Lucast Hnath’s A Public Reading of an Unproduced Screenplay About the Death of Walt Disney, currently onstage in a characteristically competent production from Outside the March & Soulpepper, also plays fast and loose with the truth but offers a stark and disappointing contrast to the artful rebellion of Mad Madge.

 

Hnath’s performatively stylized dialogue and far-fetched autobiographical screenplay gimmick are irritating distractions from a play that reduces a very interesting, and very well documented, real person into a dull trope on well-trod territory. While the aforementioned feminist reimaginings use fiction to fill in under-reported history with humanizing complexity, Hnath ignores all the reportedly true messiness of Walt Disney’s life and character to speculate that he wasn’t a great dad, as if that’s an at all novel story about a man of his generation.

 

At least that dull elaboration leads to some memorable theatrical moments as the strong cast’s standout player Katherine Cullen makes a glorious meal out of her lousy nine minutes of stage time (she’s technically onstage a lot but, I counted, she’s only properly in the scene for nine minutes of the 95-minute runtime).
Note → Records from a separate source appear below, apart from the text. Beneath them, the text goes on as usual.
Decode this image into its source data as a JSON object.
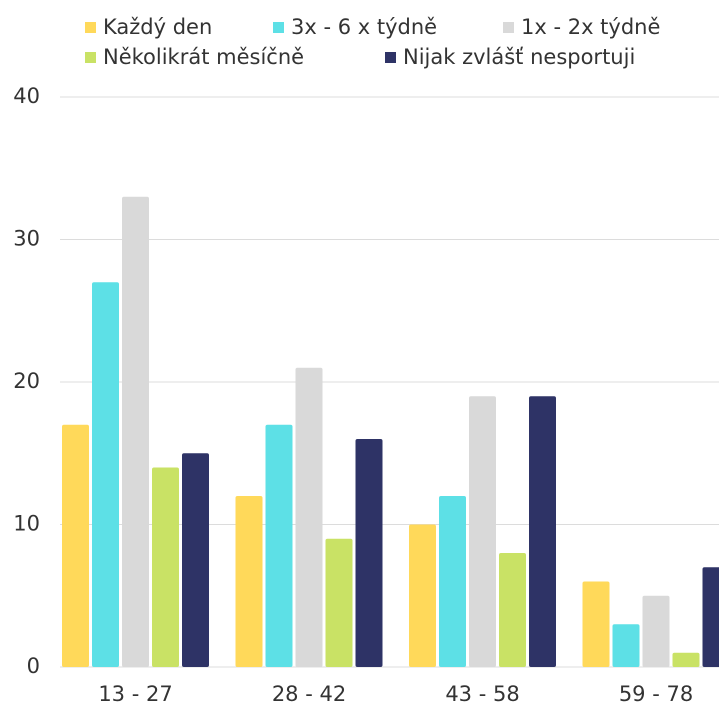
{
  "chart_data": {
    "type": "bar",
    "categories": [
      "13 - 27",
      "28 - 42",
      "43 - 58",
      "59 - 78"
    ],
    "series": [
      {
        "name": "Každý den",
        "color": "#ffd95a",
        "values": [
          17,
          12,
          10,
          6
        ]
      },
      {
        "name": "3x - 6 x týdně",
        "color": "#5de0e6",
        "values": [
          27,
          17,
          12,
          3
        ]
      },
      {
        "name": "1x - 2x týdně",
        "color": "#d9d9d9",
        "values": [
          33,
          21,
          19,
          5
        ]
      },
      {
        "name": "Několikrát měsíčně",
        "color": "#c9e265",
        "values": [
          14,
          9,
          8,
          1
        ]
      },
      {
        "name": "Nijak zvlášť nesportuji",
        "color": "#2e3366",
        "values": [
          15,
          16,
          19,
          7
        ]
      }
    ],
    "ylim": [
      0,
      40
    ],
    "yticks": [
      0,
      10,
      20,
      30,
      40
    ],
    "grid": true
  }
}
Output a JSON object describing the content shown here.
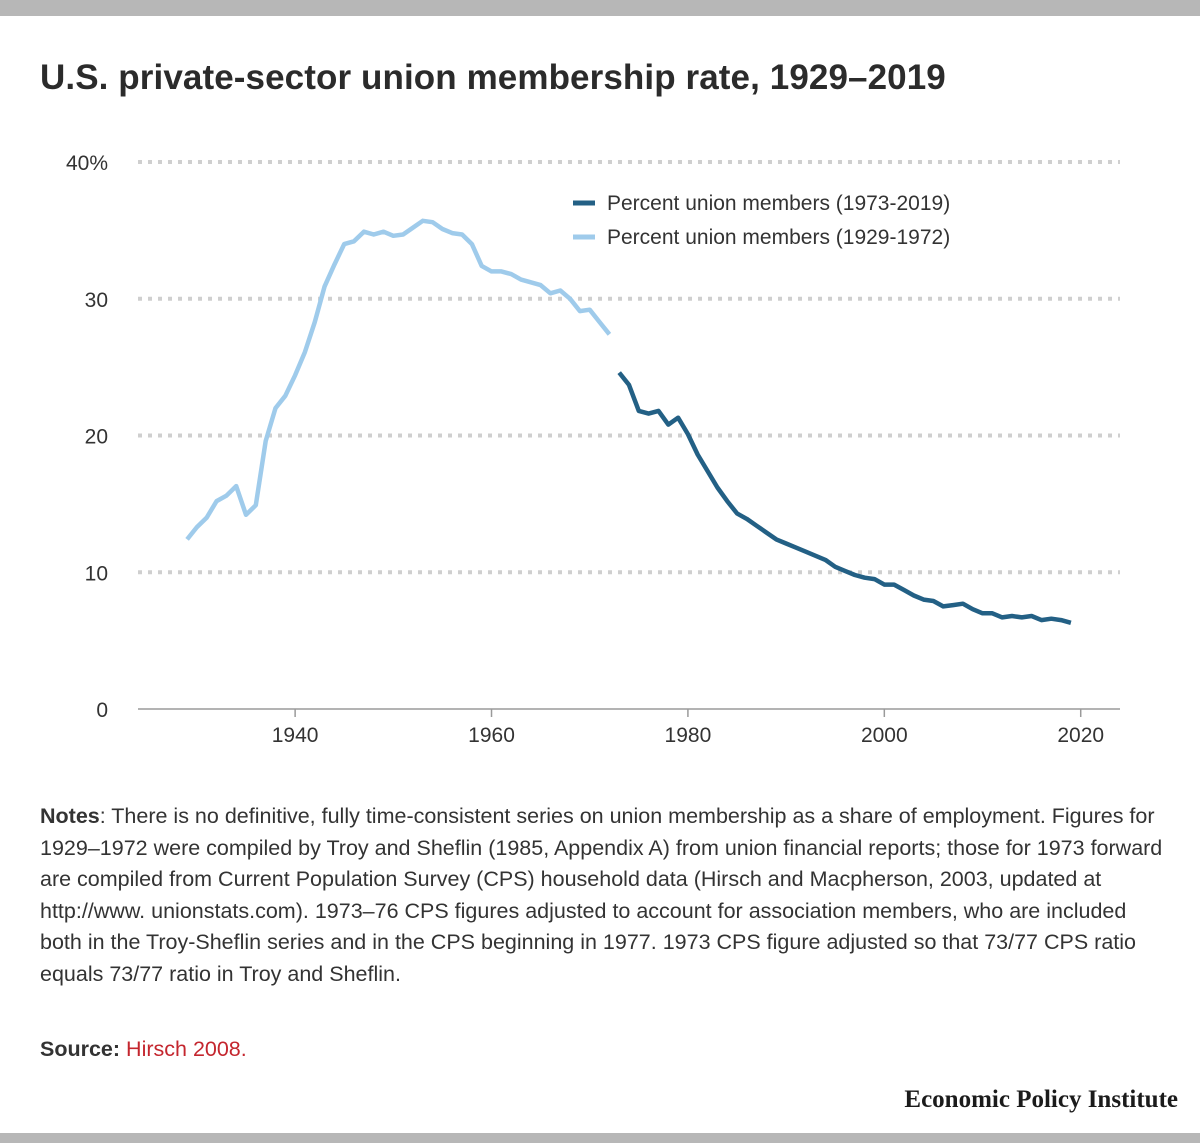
{
  "title": "U.S. private-sector union membership rate, 1929–2019",
  "notes": {
    "label": "Notes",
    "text": ": There is no definitive, fully time-consistent series on union membership as a share of employment. Figures for 1929–1972 were compiled by Troy and Sheflin (1985, Appendix A) from union financial reports; those for 1973 forward are compiled from Current Population Survey (CPS) household data (Hirsch and Macpherson, 2003, updated at http://www. unionstats.com). 1973–76 CPS figures adjusted to account for association members, who are included both in the Troy-Sheflin series and in the CPS beginning in 1977. 1973 CPS figure adjusted so that 73/77 CPS ratio equals 73/77 ratio in Troy and Sheflin."
  },
  "source": {
    "label": "Source:",
    "link_text": "Hirsch 2008."
  },
  "brand": "Economic Policy Institute",
  "chart_data": {
    "type": "line",
    "xlim": [
      1924,
      2024
    ],
    "ylim": [
      0,
      40
    ],
    "x_ticks": [
      1940,
      1960,
      1980,
      2000,
      2020
    ],
    "y_ticks": [
      0,
      10,
      20,
      30,
      40
    ],
    "y_tick_labels": [
      "0",
      "10",
      "20",
      "30",
      "40%"
    ],
    "grid": "horizontal-dotted",
    "legend_position": "top-right",
    "series": [
      {
        "name": "Percent union members (1973-2019)",
        "color": "#236085",
        "x": [
          1973,
          1974,
          1975,
          1976,
          1977,
          1978,
          1979,
          1980,
          1981,
          1982,
          1983,
          1984,
          1985,
          1986,
          1987,
          1988,
          1989,
          1990,
          1991,
          1992,
          1993,
          1994,
          1995,
          1996,
          1997,
          1998,
          1999,
          2000,
          2001,
          2002,
          2003,
          2004,
          2005,
          2006,
          2007,
          2008,
          2009,
          2010,
          2011,
          2012,
          2013,
          2014,
          2015,
          2016,
          2017,
          2018,
          2019
        ],
        "y": [
          24.6,
          23.7,
          21.8,
          21.6,
          21.8,
          20.8,
          21.3,
          20.1,
          18.6,
          17.4,
          16.2,
          15.2,
          14.3,
          13.9,
          13.4,
          12.9,
          12.4,
          12.1,
          11.8,
          11.5,
          11.2,
          10.9,
          10.4,
          10.1,
          9.8,
          9.6,
          9.5,
          9.1,
          9.1,
          8.7,
          8.3,
          8.0,
          7.9,
          7.5,
          7.6,
          7.7,
          7.3,
          7.0,
          7.0,
          6.7,
          6.8,
          6.7,
          6.8,
          6.5,
          6.6,
          6.5,
          6.3
        ]
      },
      {
        "name": "Percent union members (1929-1972)",
        "color": "#9fcbeb",
        "x": [
          1929,
          1930,
          1931,
          1932,
          1933,
          1934,
          1935,
          1936,
          1937,
          1938,
          1939,
          1940,
          1941,
          1942,
          1943,
          1944,
          1945,
          1946,
          1947,
          1948,
          1949,
          1950,
          1951,
          1952,
          1953,
          1954,
          1955,
          1956,
          1957,
          1958,
          1959,
          1960,
          1961,
          1962,
          1963,
          1964,
          1965,
          1966,
          1967,
          1968,
          1969,
          1970,
          1971,
          1972
        ],
        "y": [
          12.4,
          13.3,
          14.0,
          15.2,
          15.6,
          16.3,
          14.2,
          14.9,
          19.6,
          22.0,
          22.9,
          24.4,
          26.1,
          28.3,
          30.9,
          32.5,
          34.0,
          34.2,
          34.9,
          34.7,
          34.9,
          34.6,
          34.7,
          35.2,
          35.7,
          35.6,
          35.1,
          34.8,
          34.7,
          34.0,
          32.4,
          32.0,
          32.0,
          31.8,
          31.4,
          31.2,
          31.0,
          30.4,
          30.6,
          30.0,
          29.1,
          29.2,
          28.3,
          27.4
        ]
      }
    ]
  }
}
Diego Matamoros is as compelling as ever in a standard powerful man role and it’s always a privilege to watch Anand Rajaram play obfuscated heartbreak, but this script isn’t halfway good enough for the talent attached to it.

 

So much is known about Walt Disney, and his impact on our modern world is incalculable. Without needing any of the imagination used in the retelling of Margaret Cavendish’s story, a play about the darkness and sadness and striving and ego that made Walt Disney an icon sounds like it could be brilliant. This is not that play. Cut the brand name and Hnath has written about any succesful American from the self-titled Greatest Generation, a strange shortcoming when the history books have already done half the work.